A few years ago, the human brain served as the inspiration for building the first synthetic neural networks, one of the types of artificial intelligence (AI). Now AI is generating new knowledge that is consolidating our understanding of how the brain works—knowledge that in turn is proving useful for improving AI. Dr. Karim Jerbi, Associate Professor in the Department of Psychology at Université de Montréal and one of our collaborators, is among those exploring the links between neuroscience and AI.
In neuroscience, electroencephalography (EEG), magnetoencephalography (MEG) and other techniques generate thousands of data points that can be fed to machine-learning algorithms. Dr. Jerbi’s team is working with, among others, a database that stores EEG recordings along with evaluations of depression from thousands of subjects. Using these data, a classification algorithm can “learn” to distinguish between profiles of depressed and non-depressed individuals, and then perform a diagnosis. Dr. Jerbi’s interest lies not so much in diagnoses, however, as in “opening up the algorithm’s black box” to understand how it classifies data: what properties of the EEG recordings does it use to construct its classification process? This provides clues to better understanding depression. Another advantage of his approach is that it is data-driven; it therefore does without the a priori considerations involved when working with a hypothesis. “Rather than make hypotheses about the involvement of a particular brain structure and its functional role, we can explore the entire space of cerebral activity and benefit from a more exhaustive approach,” Dr. Jerbi explains. AI is thus becoming a tool for, and an accelerator of, basic research in neuroscience.
Artificial neural networks and machine learning can serve as models for understanding the human brain, but at the same time, the biological brain can serve as a model or an inspiration for artificial intelligence.

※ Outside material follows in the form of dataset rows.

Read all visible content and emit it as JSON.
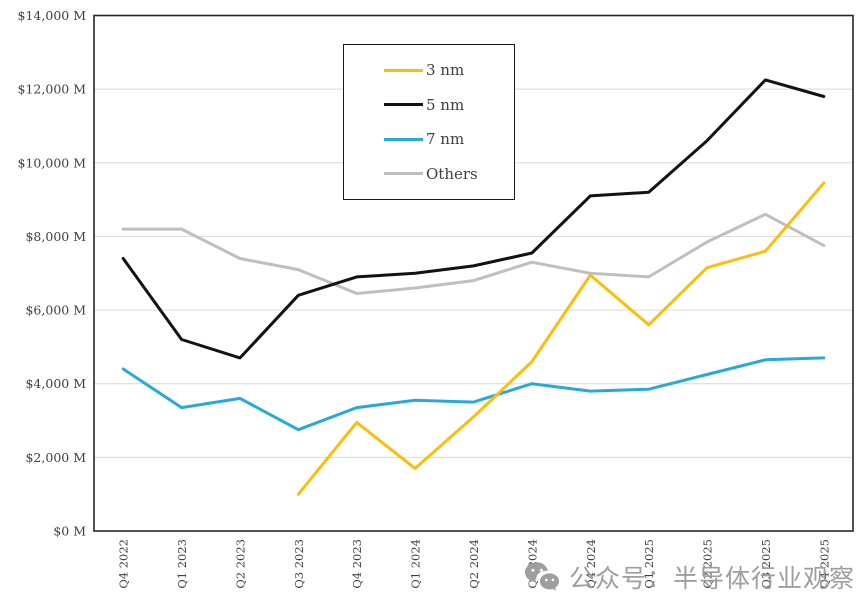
{
  "watermark": {
    "text": "公众号：半导体行业观察"
  },
  "colors": {
    "axis_border": "#262626",
    "gridline": "#d9d9d9",
    "tick_text": "#404040",
    "watermark": "#9e9e9e"
  },
  "chart_data": {
    "type": "line",
    "title": "",
    "xlabel": "",
    "ylabel": "",
    "grid": "horizontal",
    "legend_position": "inside-top-center-boxed",
    "y_axis": {
      "min": 0,
      "max": 14000,
      "step": 2000,
      "tick_labels": [
        "$0 M",
        "$2,000 M",
        "$4,000 M",
        "$6,000 M",
        "$8,000 M",
        "$10,000 M",
        "$12,000 M",
        "$14,000 M"
      ]
    },
    "categories": [
      "Q4 2022",
      "Q1 2023",
      "Q2 2023",
      "Q3 2023",
      "Q4 2023",
      "Q1 2024",
      "Q2 2024",
      "Q3 2024",
      "Q4 2024",
      "Q1 2025",
      "Q2 2025",
      "Q3 2025",
      "Q4 2025"
    ],
    "series": [
      {
        "name": "3 nm",
        "color": "#FCBE0D",
        "values": [
          null,
          null,
          null,
          1000,
          2950,
          1700,
          3100,
          4600,
          6950,
          5600,
          7150,
          7600,
          9450
        ]
      },
      {
        "name": "5 nm",
        "color": "#121212",
        "values": [
          7400,
          5200,
          4700,
          6400,
          6900,
          7000,
          7200,
          7550,
          9100,
          9200,
          10600,
          12250,
          11800
        ]
      },
      {
        "name": "7 nm",
        "color": "#29A8DC",
        "values": [
          4400,
          3350,
          3600,
          2750,
          3350,
          3550,
          3500,
          4000,
          3800,
          3850,
          4250,
          4650,
          4700
        ]
      },
      {
        "name": "Others",
        "color": "#BFBFBF",
        "values": [
          8200,
          8200,
          7400,
          7100,
          6450,
          6600,
          6800,
          7300,
          7000,
          6900,
          7850,
          8600,
          7750
        ]
      }
    ]
  }
}
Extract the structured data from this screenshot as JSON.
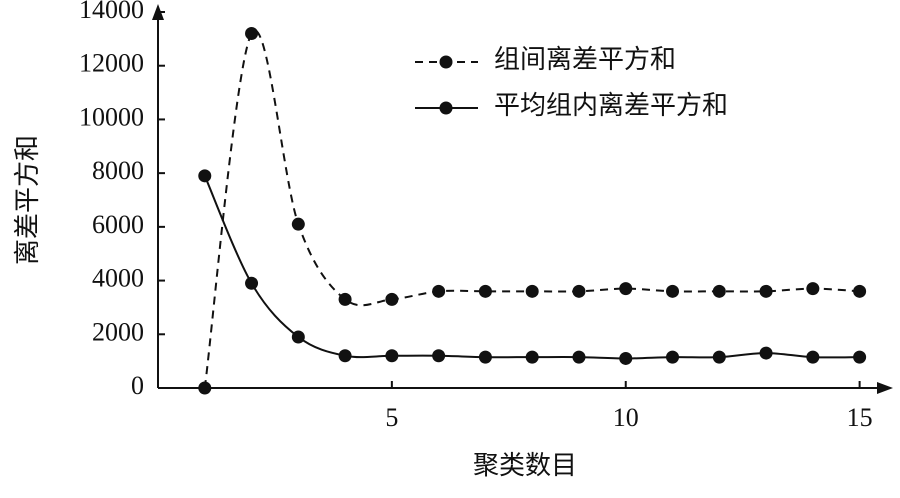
{
  "chart_data": {
    "type": "line",
    "y_label": "离差平方和",
    "x_label": "聚类数目",
    "x": [
      1,
      2,
      3,
      4,
      5,
      6,
      7,
      8,
      9,
      10,
      11,
      12,
      13,
      14,
      15
    ],
    "series": [
      {
        "name": "组间离差平方和",
        "color": "#111111",
        "dashed": true,
        "values": [
          0,
          13200,
          6100,
          3300,
          3300,
          3600,
          3600,
          3600,
          3600,
          3700,
          3600,
          3600,
          3600,
          3700,
          3600
        ]
      },
      {
        "name": "平均组内离差平方和",
        "color": "#111111",
        "dashed": false,
        "values": [
          7900,
          3900,
          1900,
          1200,
          1200,
          1200,
          1150,
          1150,
          1150,
          1100,
          1150,
          1150,
          1300,
          1150,
          1150
        ]
      }
    ],
    "xlim": [
      0,
      15.5
    ],
    "ylim": [
      0,
      14000
    ],
    "xticks": [
      5,
      10,
      15
    ],
    "yticks": [
      0,
      2000,
      4000,
      6000,
      8000,
      10000,
      12000,
      14000
    ],
    "smooth": true,
    "legend": "top-right"
  }
}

Associate Professor, Université de Montréal
In a similar vein, the artificial neural networks used in deep-learning algorithms can be harnessed to perform visual recognition tasks. Since these networks are inspired by our human brain structures, they can serve as models for understanding how the visual cortex processes images. “By looking at what’s happening in the various layers of these artificial neural networks, we can learn how the human brain performs categorization,” Dr. Jerbi adds. “This is a new source of knowledge emerging from artificial intelligence that we can go and verify by looking at the human brain.”

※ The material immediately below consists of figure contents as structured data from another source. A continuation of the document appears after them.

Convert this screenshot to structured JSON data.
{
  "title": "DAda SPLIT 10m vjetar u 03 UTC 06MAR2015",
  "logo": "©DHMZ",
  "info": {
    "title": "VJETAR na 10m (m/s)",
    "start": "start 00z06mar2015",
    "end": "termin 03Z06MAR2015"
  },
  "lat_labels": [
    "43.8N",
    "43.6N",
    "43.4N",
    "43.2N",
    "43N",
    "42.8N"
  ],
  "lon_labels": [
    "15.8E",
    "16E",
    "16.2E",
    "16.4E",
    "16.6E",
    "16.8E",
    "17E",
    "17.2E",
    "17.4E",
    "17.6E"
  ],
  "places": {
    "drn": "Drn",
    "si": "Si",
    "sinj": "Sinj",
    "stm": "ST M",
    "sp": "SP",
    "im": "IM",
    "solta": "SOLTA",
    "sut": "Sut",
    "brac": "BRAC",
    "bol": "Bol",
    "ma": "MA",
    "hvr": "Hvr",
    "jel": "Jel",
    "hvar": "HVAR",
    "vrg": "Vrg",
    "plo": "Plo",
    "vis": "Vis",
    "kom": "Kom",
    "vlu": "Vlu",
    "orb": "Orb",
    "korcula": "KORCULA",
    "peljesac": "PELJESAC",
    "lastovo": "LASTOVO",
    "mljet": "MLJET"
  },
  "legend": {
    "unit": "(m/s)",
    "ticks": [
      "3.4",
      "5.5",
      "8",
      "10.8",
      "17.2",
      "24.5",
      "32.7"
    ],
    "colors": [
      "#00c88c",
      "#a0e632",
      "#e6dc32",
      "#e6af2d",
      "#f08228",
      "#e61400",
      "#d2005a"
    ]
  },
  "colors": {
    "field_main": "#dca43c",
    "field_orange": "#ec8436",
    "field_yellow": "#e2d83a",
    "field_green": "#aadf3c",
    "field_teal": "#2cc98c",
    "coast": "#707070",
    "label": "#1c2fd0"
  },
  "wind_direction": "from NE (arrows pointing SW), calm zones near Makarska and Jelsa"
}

More generally, AI can therefore improve our understanding of information processing and the foundations of human intelligence, which in return will open up new avenues for the development of AI.

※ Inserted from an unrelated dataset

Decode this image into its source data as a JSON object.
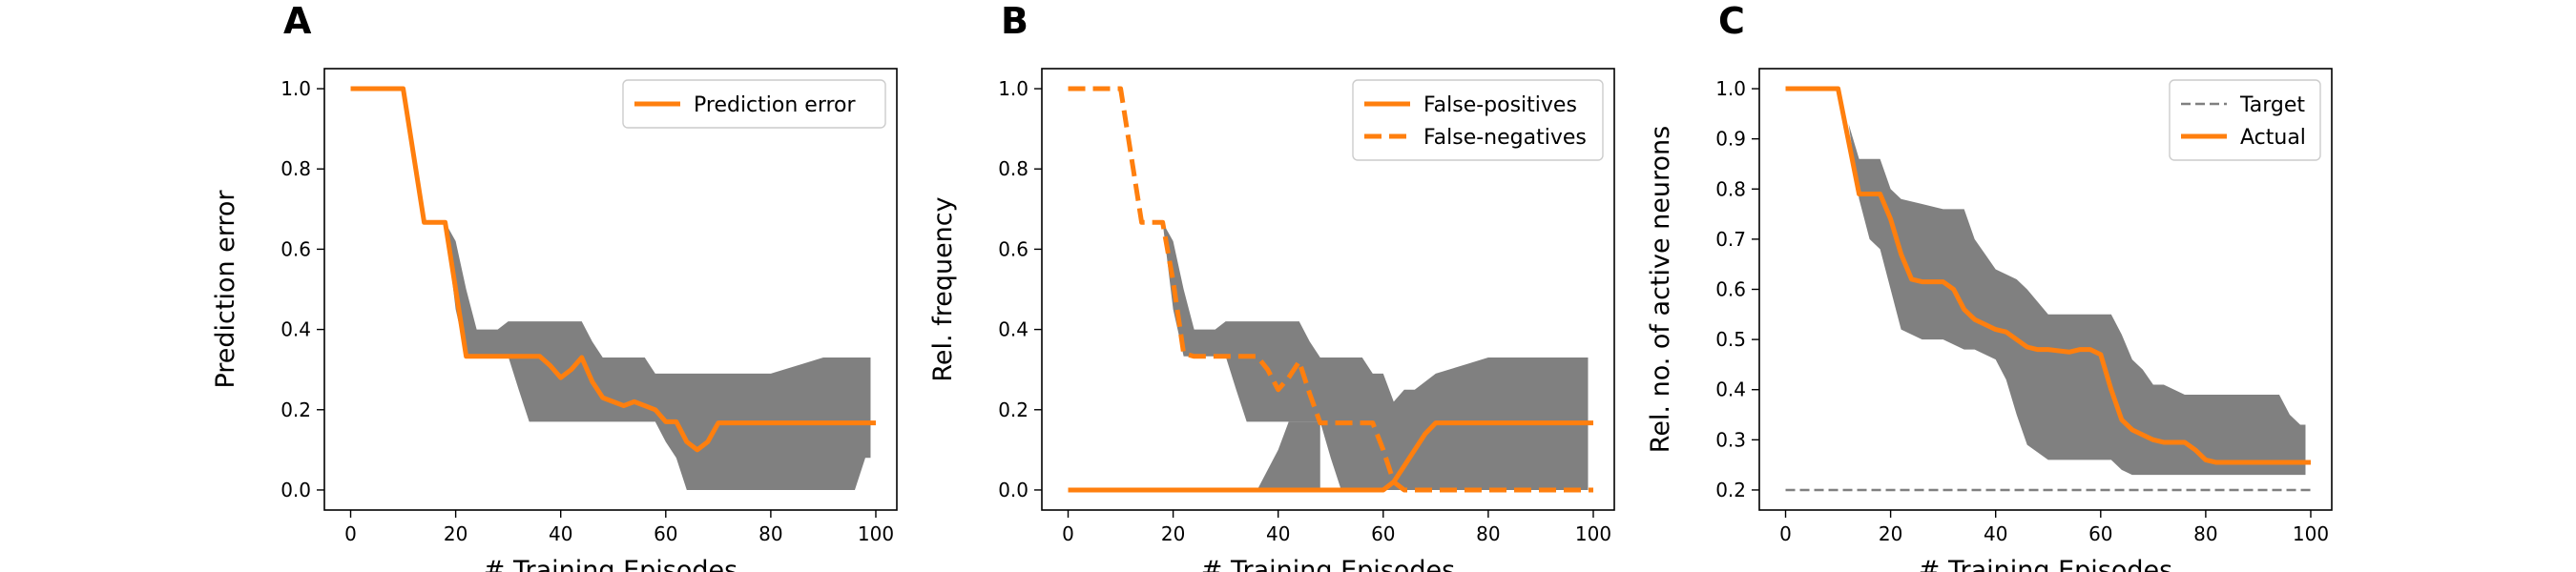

Because specialists in both fields are interested in learning, information processing, memory, intelligence, and so on, AI and neuroscience enrich each other. With Montréal being a global leader in both disciplines, it is only natural that it should be a focus of synergy between them, as exemplified by the UNIQUE (Union neuroscience et intelligence artificielle – Québec) research cluster, led by Dr. Jerbi, among others, and supported by IVADO. This grouping of international-calibre researchers is dedicated to the idea of merging the two fields to create a new discipline, neuro-AI, of which UNIQUE would be a world-leading exponent.